If "7.2.9 Top Movies" refers to a specific list:

Without the specific details of the "7.2.9 Top Movies" list, this analysis remains general. If you have the actual list or more context, you could provide more targeted insights into the movies and their rankings.

In the context of the CodeHS AP Computer Science Principles curriculum, 7.2.9 Top Movies is a programming exercise designed to teach the fundamental concepts of list manipulation and indexing in Python. Programming Objectives

The core purpose of this exercise is to demonstrate how to perform three essential operations on a list data structure:

List Initialization: Creating a collection of items (in this case, movie titles) assigned to a single variable.

Accessing Elements: Using zero-based indexing to retrieve the "0th" element (the first item) from the list.

Mutable Data: Modifying an existing element within the list by assigning a new value to a specific index. Typical Exercise Requirements

Students are typically instructed to perform the following sequence:

Create a list: Define a variable (often named movies) containing four favorite film titles.

Initial Output: Print the first movie in the list using movies[0]. Modification: Change that first movie to "Star Wars".

Final Output: Print the first element again to verify that the value has successfully updated in memory. Implementation Example

A standard solution to this exercise looks like the following Python block:

Horror is notoriously difficult to rate. Mainstream audiences hate jump scares; purists hate mainstream horror. The 7.2.9 movies here bridge that gap.

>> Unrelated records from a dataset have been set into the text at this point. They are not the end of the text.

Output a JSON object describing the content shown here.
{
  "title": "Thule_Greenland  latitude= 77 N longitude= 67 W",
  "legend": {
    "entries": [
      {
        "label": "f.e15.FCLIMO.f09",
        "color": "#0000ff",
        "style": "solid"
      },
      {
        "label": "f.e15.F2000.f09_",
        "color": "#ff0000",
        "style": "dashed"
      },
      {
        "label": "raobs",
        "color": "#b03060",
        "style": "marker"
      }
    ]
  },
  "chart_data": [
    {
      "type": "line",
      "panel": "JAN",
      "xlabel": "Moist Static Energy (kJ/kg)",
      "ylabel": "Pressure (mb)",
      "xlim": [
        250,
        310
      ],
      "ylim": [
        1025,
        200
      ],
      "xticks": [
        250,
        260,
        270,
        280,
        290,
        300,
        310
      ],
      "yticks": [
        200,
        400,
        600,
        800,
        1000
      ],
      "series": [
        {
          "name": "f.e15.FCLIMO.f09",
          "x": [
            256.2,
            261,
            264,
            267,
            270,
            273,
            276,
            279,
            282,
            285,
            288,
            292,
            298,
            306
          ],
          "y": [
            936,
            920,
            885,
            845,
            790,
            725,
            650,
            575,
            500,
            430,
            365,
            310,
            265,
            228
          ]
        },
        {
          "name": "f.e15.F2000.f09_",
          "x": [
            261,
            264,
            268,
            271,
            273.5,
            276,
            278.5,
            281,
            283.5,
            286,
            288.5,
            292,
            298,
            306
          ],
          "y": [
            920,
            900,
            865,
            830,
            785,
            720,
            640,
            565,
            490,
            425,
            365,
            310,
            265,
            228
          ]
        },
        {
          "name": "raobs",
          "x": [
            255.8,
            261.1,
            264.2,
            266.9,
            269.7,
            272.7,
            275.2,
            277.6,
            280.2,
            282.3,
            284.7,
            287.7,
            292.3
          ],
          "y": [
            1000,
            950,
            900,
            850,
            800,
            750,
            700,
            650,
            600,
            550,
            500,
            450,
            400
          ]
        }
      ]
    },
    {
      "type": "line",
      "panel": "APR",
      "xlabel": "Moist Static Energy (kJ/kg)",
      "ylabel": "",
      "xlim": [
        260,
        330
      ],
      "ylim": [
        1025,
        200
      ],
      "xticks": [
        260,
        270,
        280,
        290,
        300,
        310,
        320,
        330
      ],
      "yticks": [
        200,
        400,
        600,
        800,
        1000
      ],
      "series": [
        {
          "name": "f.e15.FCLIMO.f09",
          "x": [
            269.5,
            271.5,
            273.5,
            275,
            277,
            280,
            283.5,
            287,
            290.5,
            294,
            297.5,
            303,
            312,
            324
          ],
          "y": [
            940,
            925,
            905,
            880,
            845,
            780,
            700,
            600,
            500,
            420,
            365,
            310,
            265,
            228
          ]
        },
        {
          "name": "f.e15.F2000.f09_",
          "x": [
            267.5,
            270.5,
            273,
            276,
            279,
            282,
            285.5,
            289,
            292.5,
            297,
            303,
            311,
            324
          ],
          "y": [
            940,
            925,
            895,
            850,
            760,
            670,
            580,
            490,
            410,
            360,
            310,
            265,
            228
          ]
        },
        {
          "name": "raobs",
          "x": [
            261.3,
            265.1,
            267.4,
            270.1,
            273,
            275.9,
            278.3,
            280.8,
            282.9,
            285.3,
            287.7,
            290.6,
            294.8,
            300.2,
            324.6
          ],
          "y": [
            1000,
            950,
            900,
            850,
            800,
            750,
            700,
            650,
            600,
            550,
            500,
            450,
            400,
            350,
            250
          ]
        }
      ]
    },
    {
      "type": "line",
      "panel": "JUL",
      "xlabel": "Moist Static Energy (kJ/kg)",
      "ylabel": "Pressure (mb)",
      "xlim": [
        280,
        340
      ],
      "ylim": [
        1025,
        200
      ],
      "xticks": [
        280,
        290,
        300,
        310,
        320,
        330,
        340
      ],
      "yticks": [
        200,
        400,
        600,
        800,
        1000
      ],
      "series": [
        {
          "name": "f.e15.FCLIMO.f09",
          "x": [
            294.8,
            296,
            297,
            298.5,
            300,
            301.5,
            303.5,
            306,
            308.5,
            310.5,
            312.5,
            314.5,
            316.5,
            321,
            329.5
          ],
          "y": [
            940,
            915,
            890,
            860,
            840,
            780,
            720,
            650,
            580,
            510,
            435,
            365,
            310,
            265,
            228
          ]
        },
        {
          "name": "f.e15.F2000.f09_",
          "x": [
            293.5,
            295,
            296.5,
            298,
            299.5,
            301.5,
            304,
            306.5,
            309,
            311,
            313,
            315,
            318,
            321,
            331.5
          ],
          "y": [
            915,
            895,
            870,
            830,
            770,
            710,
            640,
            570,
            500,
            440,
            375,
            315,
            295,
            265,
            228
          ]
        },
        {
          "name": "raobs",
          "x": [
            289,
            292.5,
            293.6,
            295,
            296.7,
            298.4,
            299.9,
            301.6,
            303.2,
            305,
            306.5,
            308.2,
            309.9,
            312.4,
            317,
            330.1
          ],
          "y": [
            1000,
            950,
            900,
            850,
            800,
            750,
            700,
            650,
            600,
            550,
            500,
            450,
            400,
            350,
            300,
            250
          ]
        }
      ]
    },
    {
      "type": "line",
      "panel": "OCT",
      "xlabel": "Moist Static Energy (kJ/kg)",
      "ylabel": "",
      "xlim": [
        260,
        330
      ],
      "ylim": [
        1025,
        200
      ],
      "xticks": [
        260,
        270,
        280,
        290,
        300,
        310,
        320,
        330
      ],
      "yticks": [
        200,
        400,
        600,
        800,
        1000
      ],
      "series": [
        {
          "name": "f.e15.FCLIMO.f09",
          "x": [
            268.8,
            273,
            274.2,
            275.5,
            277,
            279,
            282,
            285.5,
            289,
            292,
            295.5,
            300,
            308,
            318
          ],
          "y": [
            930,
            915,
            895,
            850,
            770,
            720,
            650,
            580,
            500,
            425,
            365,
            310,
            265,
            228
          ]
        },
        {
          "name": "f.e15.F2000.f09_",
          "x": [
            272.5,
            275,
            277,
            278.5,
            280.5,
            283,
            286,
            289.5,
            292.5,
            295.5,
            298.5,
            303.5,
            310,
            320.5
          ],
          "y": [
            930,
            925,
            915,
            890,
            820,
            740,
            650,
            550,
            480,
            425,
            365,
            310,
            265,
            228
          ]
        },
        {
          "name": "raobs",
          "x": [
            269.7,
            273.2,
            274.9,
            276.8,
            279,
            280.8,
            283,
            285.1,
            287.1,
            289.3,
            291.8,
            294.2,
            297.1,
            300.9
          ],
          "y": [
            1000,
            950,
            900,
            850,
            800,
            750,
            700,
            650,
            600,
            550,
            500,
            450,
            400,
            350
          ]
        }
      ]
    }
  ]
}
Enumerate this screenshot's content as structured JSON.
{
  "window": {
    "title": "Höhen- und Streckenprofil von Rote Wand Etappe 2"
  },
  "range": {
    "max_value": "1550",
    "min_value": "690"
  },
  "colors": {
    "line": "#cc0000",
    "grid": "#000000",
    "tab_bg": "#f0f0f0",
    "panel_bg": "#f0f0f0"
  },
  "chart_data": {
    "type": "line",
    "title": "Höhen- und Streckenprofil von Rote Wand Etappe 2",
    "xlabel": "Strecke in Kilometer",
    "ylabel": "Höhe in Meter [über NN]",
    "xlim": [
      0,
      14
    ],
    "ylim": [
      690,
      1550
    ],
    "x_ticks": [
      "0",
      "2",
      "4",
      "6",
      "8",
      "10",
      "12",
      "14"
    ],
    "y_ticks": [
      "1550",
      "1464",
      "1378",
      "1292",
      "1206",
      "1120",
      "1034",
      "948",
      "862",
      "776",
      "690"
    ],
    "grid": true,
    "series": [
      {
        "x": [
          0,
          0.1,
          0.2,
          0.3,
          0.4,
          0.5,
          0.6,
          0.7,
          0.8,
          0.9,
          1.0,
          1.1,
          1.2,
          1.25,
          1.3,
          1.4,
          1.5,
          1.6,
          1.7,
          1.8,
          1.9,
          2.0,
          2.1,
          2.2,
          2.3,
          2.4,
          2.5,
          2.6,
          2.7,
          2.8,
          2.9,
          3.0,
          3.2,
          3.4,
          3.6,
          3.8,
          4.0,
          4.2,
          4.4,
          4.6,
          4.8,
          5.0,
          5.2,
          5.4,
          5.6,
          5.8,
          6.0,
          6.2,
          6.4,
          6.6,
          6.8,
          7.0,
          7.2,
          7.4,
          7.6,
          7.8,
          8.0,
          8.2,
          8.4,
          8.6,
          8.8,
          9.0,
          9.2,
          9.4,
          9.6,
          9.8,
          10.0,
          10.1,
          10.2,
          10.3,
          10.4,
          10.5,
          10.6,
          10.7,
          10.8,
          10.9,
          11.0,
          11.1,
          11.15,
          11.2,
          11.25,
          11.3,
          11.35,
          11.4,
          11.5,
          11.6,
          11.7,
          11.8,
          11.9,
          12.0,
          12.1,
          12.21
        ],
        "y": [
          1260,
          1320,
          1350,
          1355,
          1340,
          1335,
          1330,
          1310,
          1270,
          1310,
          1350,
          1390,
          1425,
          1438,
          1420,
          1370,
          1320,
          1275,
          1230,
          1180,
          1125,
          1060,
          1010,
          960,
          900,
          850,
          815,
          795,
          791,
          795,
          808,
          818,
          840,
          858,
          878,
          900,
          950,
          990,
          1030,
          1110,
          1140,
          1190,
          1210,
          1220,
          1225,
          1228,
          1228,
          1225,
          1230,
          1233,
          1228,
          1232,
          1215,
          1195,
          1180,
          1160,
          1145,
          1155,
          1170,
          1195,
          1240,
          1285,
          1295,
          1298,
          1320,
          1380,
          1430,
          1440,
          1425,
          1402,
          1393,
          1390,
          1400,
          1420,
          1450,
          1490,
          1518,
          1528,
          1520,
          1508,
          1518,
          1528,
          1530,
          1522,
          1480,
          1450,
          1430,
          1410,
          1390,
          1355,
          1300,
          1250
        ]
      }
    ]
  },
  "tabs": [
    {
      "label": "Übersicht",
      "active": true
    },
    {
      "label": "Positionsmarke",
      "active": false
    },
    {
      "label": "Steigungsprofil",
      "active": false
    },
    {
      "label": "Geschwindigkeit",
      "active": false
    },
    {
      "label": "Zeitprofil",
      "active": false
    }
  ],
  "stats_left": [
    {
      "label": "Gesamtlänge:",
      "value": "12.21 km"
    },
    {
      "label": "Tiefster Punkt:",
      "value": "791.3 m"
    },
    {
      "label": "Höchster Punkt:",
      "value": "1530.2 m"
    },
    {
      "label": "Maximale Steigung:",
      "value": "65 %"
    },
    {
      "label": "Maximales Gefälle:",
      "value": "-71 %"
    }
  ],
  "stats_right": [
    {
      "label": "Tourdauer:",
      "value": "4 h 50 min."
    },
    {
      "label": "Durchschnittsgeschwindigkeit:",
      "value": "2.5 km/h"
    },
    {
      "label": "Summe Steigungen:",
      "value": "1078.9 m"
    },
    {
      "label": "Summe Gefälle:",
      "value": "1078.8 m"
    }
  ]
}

Why it rates 7.2.9: The mockumentary format applied to vampire roommates. This film is a solid 7 for execution, a .2 for its hysterical improvisational tone, and a 9 for vampire lore deconstruction. The TV show expanded the universe, but the original film remains the purest hit of Kiwi comedy.


To understand the power of this ranking, we must look at the titans that inhabit it. These films often become cultural touchstones despite (or perhaps because of) their lack of pretension.